Hari Kaneshayogan interviews Salman Waqar, a Consultant Ophthalmologist with a keen interest in medical innovation. He is the inventor of the Waqar suture removal forceps, which combines suture cut and removal in one instrument. He has also created an injection guide with the potential to eliminate the need for a drape, calliper and speculum during intravitreal injections.
What led you to create the Waqar suture removal forceps and intravitreal injection guide and how long did it take?
As doctors, our prime motivation is always to make procedures and treatments safer, and more comfortable, for patients. In the current financial climate, efficiency is desirable too, but this ultimately is also to the benefit of our patients. For me, all my innovations must pass the ‘family test’ – I would only ever recommend them to patients if I was happy and would want my family to have treatment the same way.
It was on this basis that both the intravitreal injection guide and suture removal forceps were designed. I observed that both procedures could be improved with simple instruments and got to putting ideas on paper. It has taken between three to four years from creation to availability for practical use.
What were the challenges you experienced when creating these devices and what did you learn along the way?
The main challenge was juggling this with the demands of training and family life. Each step threw up new questions requiring design modifications (the injection guide went through 11 such updates), suitable prototypes had to be made (3D printed or machine tooled), testing had to be organised on plastic / cadaveric and then human eyes, a commercial partner had to be found for manufacture and distribution, CE Marks and Food & Drug Administration (FDA) approval had to be achieved and, finally, hospital / patient approval had to be gained for local use.
The most important lesson I have learnt is to be clear from the start about your motivations. If you are passionate about developing something that will better the lives of your patients, the mentioned challenges will not be a trouble. If, however, the motivations are monetary, it is likely there will be disappointment as there is always the chance your innovation might not make it past all the hurdles. Translating your idea to industry production may not always be possible but accept failure as a part of the process and use it as a learning opportunity for your next great idea.

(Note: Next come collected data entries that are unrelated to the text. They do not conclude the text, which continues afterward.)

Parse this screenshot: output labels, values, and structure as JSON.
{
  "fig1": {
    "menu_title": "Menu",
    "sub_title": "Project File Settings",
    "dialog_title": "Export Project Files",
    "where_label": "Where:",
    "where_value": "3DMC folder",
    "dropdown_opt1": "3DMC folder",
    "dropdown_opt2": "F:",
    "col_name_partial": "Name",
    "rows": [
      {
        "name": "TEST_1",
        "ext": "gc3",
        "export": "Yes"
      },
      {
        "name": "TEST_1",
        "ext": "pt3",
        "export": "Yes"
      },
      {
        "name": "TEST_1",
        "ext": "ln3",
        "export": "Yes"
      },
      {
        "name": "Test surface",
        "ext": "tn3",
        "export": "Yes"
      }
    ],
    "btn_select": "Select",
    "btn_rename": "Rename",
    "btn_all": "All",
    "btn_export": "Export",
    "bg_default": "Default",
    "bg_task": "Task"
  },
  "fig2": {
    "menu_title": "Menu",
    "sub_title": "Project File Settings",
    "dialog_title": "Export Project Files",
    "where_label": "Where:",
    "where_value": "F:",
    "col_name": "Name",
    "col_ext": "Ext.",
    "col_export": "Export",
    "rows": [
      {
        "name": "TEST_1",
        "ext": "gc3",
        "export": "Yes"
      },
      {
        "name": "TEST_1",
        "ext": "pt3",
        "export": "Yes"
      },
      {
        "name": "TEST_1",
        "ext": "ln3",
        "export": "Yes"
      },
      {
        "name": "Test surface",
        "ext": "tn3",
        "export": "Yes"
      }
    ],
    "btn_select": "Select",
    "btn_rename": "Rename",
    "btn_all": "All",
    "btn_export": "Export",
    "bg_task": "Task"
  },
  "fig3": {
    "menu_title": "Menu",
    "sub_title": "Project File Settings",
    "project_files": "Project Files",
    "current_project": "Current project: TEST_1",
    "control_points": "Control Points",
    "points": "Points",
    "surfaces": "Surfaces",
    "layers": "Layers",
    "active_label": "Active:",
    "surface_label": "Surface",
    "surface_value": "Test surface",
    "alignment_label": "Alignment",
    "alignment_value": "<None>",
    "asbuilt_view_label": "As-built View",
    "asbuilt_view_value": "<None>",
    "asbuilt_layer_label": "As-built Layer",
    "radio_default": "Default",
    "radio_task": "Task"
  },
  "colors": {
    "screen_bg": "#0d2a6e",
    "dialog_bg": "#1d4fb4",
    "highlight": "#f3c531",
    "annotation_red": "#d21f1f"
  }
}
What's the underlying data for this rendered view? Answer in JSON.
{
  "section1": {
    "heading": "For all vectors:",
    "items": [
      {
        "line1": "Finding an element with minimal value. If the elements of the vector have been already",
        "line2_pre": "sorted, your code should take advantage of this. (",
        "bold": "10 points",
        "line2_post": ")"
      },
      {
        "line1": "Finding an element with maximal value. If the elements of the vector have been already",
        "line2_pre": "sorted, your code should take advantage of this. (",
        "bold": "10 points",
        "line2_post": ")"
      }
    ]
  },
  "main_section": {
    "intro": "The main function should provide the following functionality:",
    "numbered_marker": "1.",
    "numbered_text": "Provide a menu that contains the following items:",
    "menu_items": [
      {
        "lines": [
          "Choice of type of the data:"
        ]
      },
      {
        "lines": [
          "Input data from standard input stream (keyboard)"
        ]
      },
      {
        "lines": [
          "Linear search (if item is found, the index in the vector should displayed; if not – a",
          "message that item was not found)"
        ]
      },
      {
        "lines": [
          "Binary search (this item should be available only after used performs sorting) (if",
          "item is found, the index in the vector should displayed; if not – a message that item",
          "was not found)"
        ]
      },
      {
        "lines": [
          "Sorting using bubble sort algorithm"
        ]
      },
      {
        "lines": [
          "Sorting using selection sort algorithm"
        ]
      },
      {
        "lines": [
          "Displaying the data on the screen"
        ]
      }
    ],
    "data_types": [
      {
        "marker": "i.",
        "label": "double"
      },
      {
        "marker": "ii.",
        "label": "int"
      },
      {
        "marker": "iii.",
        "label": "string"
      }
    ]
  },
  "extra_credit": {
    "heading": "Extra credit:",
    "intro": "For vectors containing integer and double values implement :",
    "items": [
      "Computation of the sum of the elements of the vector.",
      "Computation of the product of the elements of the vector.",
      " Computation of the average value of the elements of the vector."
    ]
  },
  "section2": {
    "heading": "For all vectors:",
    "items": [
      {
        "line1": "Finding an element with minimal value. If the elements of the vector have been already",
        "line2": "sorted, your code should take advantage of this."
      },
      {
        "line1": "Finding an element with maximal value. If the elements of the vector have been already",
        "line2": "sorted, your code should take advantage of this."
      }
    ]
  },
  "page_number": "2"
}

Figure 1: The development process: (A) Hand drawn diagrams; (B) CAD design; (C) Testing 3D printed prototype on plastic eye;
(D) Device placement on volunteer eye without injection; (E) Procedure animations; (F) Final instrument; (G) Patient injection.
What resources exist within the NHS to help inventors with patenting, design and production?
I have been very lucky that there exists a regional innovation pathway in the South West Peninsula. Initially within the remit of the local Academic Health Science Network (AHSN), this is now run independently as a collaboration between the local research and development (R&D) departments. This pathway was able to provide much needed expertise in all areas ranging from computer-aided designs (CAD) designs, 3D printing and intellectual property (IP), to negotiating contracts with industry partners. The NHS is a hot-bed of ideas and it is to the organisation’s benefit to harness these ideas in-house.
Was it difficult to gain ethical approval for usage on real patients?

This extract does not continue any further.